Avera Medical Minute: Understanding breast cancer & how to lower your risk
SIOUX FALLS, S.D. (Dakota News Now) - Breast cancer is one of the most common types of cancer.
One resource you can take advantage of is Avera’s High-Risk Breast Cancer Clinic.
This breast cancer awareness month, one woman shares how the clinic has made a difference in her life.
Breast cancer is something that hits close to home for Avera patient Teri Bergeleen. Both her grandma and aunt died from the disease.
“My grandma Twila, my mom’s mother, she passed away from breast cancer when I was four years old,” said Bergeleen. “My aunt Sharill, my mom’s sister, she’s like a second mom to my sisters and I, but she was diagnosed in 1992, and she fought cancer for 19 years and ultimately passed in 2011.”
That’s why breast cancer is something she also takes seriously when it comes to her health.
“With our family history, there’s just been sort of a thread of knowing we are at higher risk and that breast cancer is a part of our story, and when I started my 20s, going to my well woman checks, we started having those conversations about family history,” said Bergeleen.
After finding a lump in her breast in 2019, she was referred to the high-risk breast cancer clinic. After a breast biopsy it was determined to be benign.
“I was nervous, but I knew that whatever it was, I had a care team and people to follow and take care of me,” said Bergeleen.
The high-risk breast cancer clinic is a resource people can use to maintain breast health and know their risk when it comes to cancer.

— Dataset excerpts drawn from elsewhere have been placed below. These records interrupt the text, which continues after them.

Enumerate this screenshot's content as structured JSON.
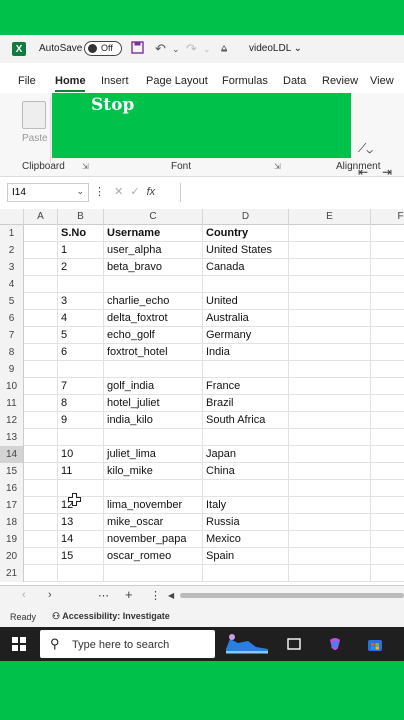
{
  "titlebar": {
    "app_letter": "X",
    "autosave_label": "AutoSave",
    "autosave_state": "Off",
    "document_title": "videoLDL ⌄"
  },
  "tabs": [
    "File",
    "Home",
    "Insert",
    "Page Layout",
    "Formulas",
    "Data",
    "Review",
    "View"
  ],
  "ribbon": {
    "paste_label": "Paste",
    "overlay_text": "Stop",
    "groups": [
      "Clipboard",
      "Font",
      "Alignment"
    ]
  },
  "formula_bar": {
    "name_box": "I14",
    "fx": "fx"
  },
  "columns": [
    "A",
    "B",
    "C",
    "D",
    "E",
    "F"
  ],
  "rows": [
    {
      "n": "1",
      "b": "S.No",
      "c": "Username",
      "d": "Country",
      "hdr": true
    },
    {
      "n": "2",
      "b": "1",
      "c": "user_alpha",
      "d": "United States"
    },
    {
      "n": "3",
      "b": "2",
      "c": "beta_bravo",
      "d": "Canada"
    },
    {
      "n": "4",
      "b": "",
      "c": "",
      "d": ""
    },
    {
      "n": "5",
      "b": "3",
      "c": "charlie_echo",
      "d": "United"
    },
    {
      "n": "6",
      "b": "4",
      "c": "delta_foxtrot",
      "d": "Australia"
    },
    {
      "n": "7",
      "b": "5",
      "c": "echo_golf",
      "d": "Germany"
    },
    {
      "n": "8",
      "b": "6",
      "c": "foxtrot_hotel",
      "d": "India"
    },
    {
      "n": "9",
      "b": "",
      "c": "",
      "d": ""
    },
    {
      "n": "10",
      "b": "7",
      "c": "golf_india",
      "d": "France"
    },
    {
      "n": "11",
      "b": "8",
      "c": "hotel_juliet",
      "d": "Brazil"
    },
    {
      "n": "12",
      "b": "9",
      "c": "india_kilo",
      "d": "South Africa"
    },
    {
      "n": "13",
      "b": "",
      "c": "",
      "d": ""
    },
    {
      "n": "14",
      "b": "10",
      "c": "juliet_lima",
      "d": "Japan",
      "sel": true
    },
    {
      "n": "15",
      "b": "11",
      "c": "kilo_mike",
      "d": "China"
    },
    {
      "n": "16",
      "b": "",
      "c": "",
      "d": ""
    },
    {
      "n": "17",
      "b": "12",
      "c": "lima_november",
      "d": "Italy"
    },
    {
      "n": "18",
      "b": "13",
      "c": "mike_oscar",
      "d": "Russia"
    },
    {
      "n": "19",
      "b": "14",
      "c": "november_papa",
      "d": "Mexico"
    },
    {
      "n": "20",
      "b": "15",
      "c": "oscar_romeo",
      "d": "Spain"
    },
    {
      "n": "21",
      "b": "",
      "c": "",
      "d": ""
    }
  ],
  "statusbar": {
    "ready": "Ready",
    "accessibility": "Accessibility: Investigate"
  },
  "taskbar": {
    "search_placeholder": "Type here to search"
  },
  "colors": {
    "excel_green": "#107c41",
    "background_green": "#00c24a"
  }
}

“When a patient is referred to us, we look at the risk factors for breast cancer, and we put that information into a computerized risk model, and that risk model determines if they meet criteria to do additional surveillance based on their calculations, so anybody that calculates greater than 20 percent is considered at elevated risk,” said Traci Redmond, a nurse practitioner with Avera Medical Group.
Prevention tips are also something providers offer to keep their patients informed.
“We can’t take away the fact that they are female, they’re getting older, or family history, or genetic makeup, but can we help them reduce the risk by encouraging exercising and weight management and eating a well-balanced diet and avoiding smoking and avoiding alcohol, and all of those other environmental things that are linked to breast cancer,” said Redmond.
Redmond says the earlier breast cancer is found, the better.
“We have great screening tools for breast cancer, and very helpful to use them to find something early, if we catch a breast cancer at a stage zero or stage one diagnosis, it’s a much shorter treatment course for the person, but it’s more of a bump in the road, instead of a roadblock,” said Redmond.
Now Bergeleen continues to share her story to encourage others to understand their risk for breast cancer.
“Be open about having the conversation. I don’t think anyone with a family history should feel nervous about entering the high-risk breast clinic because it’s really a more proactive approach in your own health and how you can get people on your team. There are enough risk factors in the world — let’s try and take care of them by integrating with the technology here at the Avera Cancer Institute,” said Bergeleen.
It’s recommended for women to start mammograms at age 40, and to continue to do one each year. If you have a family history of breast cancer, you should talk to your provider to see if you should utilize the high-risk breast clinic.